I am told a matrix A has characteristic polynomial: $(\lambda−1)^3(a\lambda+\lambda^2+b),$ and that $\text {tr}(A)=12,$ and $\det(A) =14.$
I am asked to find the eigenvalues.
Is the only to do this by simply using the fact that the sum of the eigenvalues is the trace, and the product is the determinant?
I had done so, and had gotten that the eigenvalues are 1, 2 and 7, (1 with multiplicity 3), which was correct.
I am asking because won't the number of eigenvalues have to be less than the number of rows and columns of the matrix? What if, if given different trace and determinant values, I somehow found eigenvalues which satisfied the trace and determinant given, but had a number of eigenvalues that exceeded the number of columns and rows of the matrix?

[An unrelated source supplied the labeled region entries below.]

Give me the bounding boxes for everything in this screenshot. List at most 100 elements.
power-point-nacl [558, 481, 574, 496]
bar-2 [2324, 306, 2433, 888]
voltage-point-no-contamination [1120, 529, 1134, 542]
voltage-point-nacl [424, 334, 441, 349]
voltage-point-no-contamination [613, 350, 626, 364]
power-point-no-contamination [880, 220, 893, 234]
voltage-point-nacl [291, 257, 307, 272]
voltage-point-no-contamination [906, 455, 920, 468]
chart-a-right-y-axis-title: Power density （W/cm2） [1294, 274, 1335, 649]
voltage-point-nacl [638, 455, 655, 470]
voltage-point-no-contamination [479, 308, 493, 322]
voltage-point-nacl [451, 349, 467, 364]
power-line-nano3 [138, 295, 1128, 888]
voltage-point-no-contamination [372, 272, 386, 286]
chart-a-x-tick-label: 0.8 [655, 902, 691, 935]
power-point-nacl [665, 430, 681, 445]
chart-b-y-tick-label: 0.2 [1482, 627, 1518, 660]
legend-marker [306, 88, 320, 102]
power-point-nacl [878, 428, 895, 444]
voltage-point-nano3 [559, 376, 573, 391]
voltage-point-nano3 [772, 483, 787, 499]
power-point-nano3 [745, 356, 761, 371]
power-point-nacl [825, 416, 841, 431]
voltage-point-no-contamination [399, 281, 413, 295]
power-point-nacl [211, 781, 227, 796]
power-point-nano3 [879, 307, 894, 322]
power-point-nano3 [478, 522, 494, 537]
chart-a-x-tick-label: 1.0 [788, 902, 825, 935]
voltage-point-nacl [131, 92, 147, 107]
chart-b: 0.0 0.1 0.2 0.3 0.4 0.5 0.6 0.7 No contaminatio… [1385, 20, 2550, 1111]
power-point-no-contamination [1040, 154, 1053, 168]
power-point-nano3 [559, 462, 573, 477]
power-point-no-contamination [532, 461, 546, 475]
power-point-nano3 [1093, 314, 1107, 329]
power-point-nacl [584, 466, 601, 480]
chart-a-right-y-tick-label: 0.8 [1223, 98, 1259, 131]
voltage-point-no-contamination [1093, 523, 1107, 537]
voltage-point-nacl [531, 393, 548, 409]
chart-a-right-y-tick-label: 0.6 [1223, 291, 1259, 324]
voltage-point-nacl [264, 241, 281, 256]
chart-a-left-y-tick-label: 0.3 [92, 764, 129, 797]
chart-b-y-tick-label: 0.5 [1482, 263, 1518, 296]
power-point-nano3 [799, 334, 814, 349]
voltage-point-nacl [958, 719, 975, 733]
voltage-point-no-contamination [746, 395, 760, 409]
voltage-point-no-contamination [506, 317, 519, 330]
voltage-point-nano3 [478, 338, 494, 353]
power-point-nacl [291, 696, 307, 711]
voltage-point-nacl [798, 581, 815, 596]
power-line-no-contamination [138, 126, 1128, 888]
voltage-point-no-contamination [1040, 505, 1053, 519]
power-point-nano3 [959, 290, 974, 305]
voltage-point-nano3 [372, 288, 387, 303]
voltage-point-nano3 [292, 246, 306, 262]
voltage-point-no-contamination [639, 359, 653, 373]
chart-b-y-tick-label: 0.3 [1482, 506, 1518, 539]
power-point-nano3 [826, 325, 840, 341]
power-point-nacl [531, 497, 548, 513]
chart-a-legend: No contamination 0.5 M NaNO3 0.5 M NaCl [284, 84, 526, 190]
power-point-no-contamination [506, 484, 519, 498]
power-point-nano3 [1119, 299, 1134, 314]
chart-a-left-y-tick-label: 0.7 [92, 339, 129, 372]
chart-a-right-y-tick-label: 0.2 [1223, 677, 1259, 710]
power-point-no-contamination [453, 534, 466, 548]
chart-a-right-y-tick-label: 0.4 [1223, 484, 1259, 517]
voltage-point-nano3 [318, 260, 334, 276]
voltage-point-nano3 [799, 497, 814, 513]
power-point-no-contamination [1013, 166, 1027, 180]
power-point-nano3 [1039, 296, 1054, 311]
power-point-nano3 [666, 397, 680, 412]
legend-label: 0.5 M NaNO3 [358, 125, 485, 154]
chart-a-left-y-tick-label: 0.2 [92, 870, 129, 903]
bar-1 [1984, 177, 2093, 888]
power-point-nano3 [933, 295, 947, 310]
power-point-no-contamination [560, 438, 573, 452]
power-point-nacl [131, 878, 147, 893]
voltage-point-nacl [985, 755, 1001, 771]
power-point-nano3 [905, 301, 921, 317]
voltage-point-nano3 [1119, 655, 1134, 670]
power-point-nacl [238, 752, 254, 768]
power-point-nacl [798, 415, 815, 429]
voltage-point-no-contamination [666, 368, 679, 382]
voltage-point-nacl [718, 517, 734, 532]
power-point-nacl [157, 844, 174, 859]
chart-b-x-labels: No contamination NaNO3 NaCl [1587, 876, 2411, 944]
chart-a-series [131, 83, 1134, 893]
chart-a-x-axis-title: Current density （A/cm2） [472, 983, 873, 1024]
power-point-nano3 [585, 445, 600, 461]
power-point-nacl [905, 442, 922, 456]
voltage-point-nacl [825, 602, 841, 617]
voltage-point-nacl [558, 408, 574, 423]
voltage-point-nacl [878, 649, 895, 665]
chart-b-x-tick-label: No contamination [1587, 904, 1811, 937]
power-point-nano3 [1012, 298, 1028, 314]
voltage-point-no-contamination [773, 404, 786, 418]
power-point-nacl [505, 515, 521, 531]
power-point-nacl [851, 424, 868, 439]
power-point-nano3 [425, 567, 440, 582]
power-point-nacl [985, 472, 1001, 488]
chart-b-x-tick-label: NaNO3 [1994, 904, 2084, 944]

Also, I was not given the dimensions of the matrix A.
Answer
I hope I understand everything you said.
- The degree of your characteristic polynomial is 5. Therefore, the matrix it is coming from is $5 \times 5$.
- An $n \times n$ matrix has $n$ (complex) eigenvalues (counting multiplicities). That's called the fundamental theorem of algebra.
- Should the matrix be real and should you be only interested in real eigenvalues, you would see that some of the eigenvalues are conjugate from one another.
- Given that the eigenvalues are the zeros of the characteristic polynomial, and given that it is factored, you directly notice that $\lambda = 1$ is an eigenvalue with algebraic multiplicity $3$. Therefore, you only have $5-3 = 2$ remaining eigenvalues to find.
- You have two conditions (trace and determinant), i.e. two equations, and solve for two eigenvalues. This shouldn't be an issue and solvable for (almost) every pair (trace,det).